A 77-year-old woman had developed trigeminal neuralgia 12 years before admission and ipsilateral facial spasm 2 years before admission. Upon operation, the superior cerebellar artery was found to impinge upon the entry zone of the fifth nerve. In addition, the anterior inferior and posterior inferior cerebellar arteries were found to bend along the seventh nerve. Teflon sheets were placed between the nerves and offending arteries. She has been pain-free and spasm-free for the past 18 months. Pathomechanism of the association of the multiple compression syndromes and the treatment are discussed 27).
The case of trigeminal neuralgia and ipsilateral hemifacial spasm–painful tic convulsif–is presented. Microsurgical exploration revealed compression of the fifth and seventh cranial nerves by a tortuous contralateral vertebral artery. Neurovascular decompression of the roots entry/exit zone completely relieved preoperative facial pain and spasm 28).

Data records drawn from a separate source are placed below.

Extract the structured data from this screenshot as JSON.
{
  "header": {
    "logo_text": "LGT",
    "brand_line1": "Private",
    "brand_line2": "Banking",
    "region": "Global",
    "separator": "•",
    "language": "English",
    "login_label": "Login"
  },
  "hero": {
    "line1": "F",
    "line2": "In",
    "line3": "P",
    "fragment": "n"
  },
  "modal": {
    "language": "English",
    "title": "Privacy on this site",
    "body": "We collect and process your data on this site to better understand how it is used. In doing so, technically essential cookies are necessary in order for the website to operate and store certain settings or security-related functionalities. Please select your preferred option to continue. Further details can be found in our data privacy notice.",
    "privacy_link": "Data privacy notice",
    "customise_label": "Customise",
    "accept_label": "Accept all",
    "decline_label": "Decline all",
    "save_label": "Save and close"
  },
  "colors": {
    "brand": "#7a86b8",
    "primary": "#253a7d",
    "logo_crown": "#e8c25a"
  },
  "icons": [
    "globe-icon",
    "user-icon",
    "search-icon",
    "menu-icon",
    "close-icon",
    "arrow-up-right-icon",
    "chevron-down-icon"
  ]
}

A case of epidermoid tumor presenting with a painful tic convulsif was reported. A 35-year old male with trigeminal neuralgia and ipsilateral hemifacial spasm was diagnosed as having an epidermoid by CT and metrizamide CT cisternography and the symptoms were completely eliminated after the operation. In this case, metrizamide CT cisternography was very useful for preoperative diagnosis by demonstrating the characteristic findings of the epidermoid. It should be taken into consideration that there are some cases with trigeminal neuralgia and/or hemifacial spasm whose symptoms are due to brain tumors 29).

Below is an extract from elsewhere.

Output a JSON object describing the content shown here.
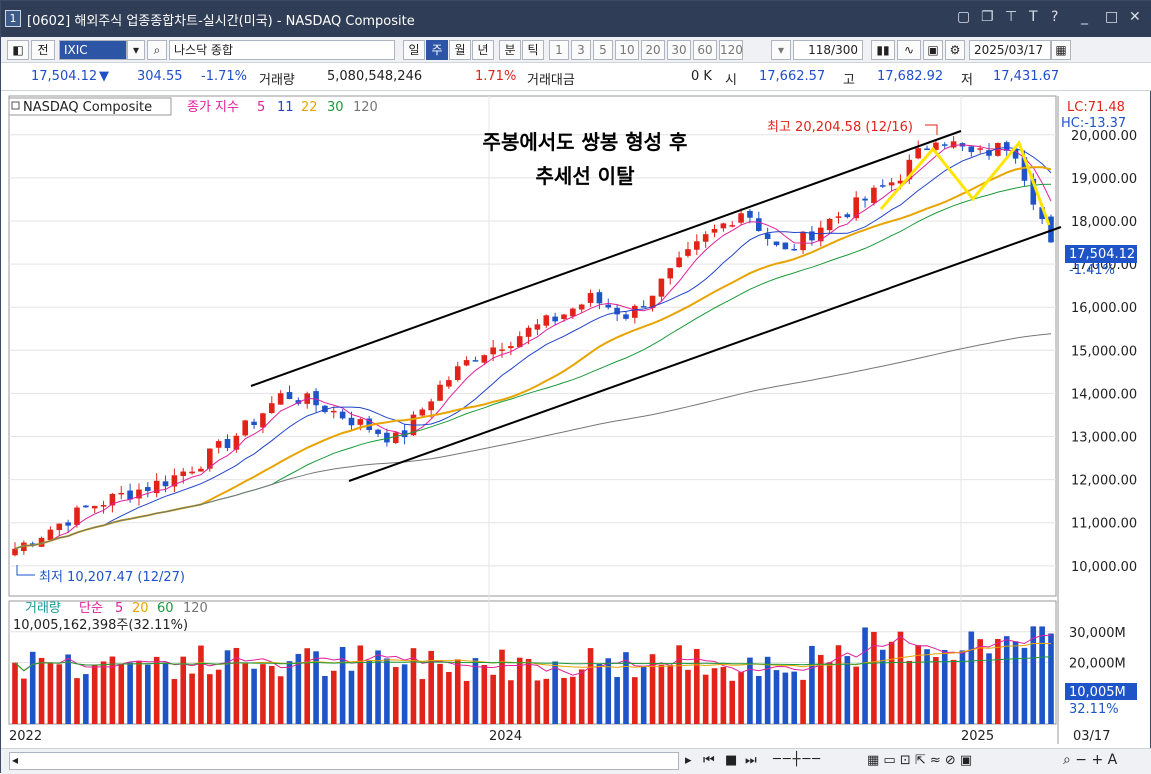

A patient had combined otalgia and intractable unilateral facial spasm, relieved by microsurgical vascular decompression of the seventh and eighth cranial nerve complex in the cerebellopontine angle without section of the intermediate nerve. A dolicho-ectatic anterior inferior cerebellar artery compressed the seventh and eighth cranial nerves complex, suggesting that vascular compression of the intermediate nerve or of the sensory portion of the facial nerve may cause geniculate neuralgia. “Tic convulsif” seems to be a combination of geniculate neuralgia and hemifacial spasm. This combination could be due to vascular compression of the sensory and motor components of the facial nerve at their junction with the brainstem 30).
A 49-year-old man with an epidermoid tumor had a hemifacial spasm on the left and ipsilateral trigeminal neuralgia–i.e., painful tic convulsif. Computed tomography scanning after metrizamide enhancement clearly demonstrated a cerebellopontine angle tumor. In the year since complete removal of the epidermoid tumor, the patient has been relieved of the facial pain and the hemifacial spasm is improved with decreased frequency of the spasm 31).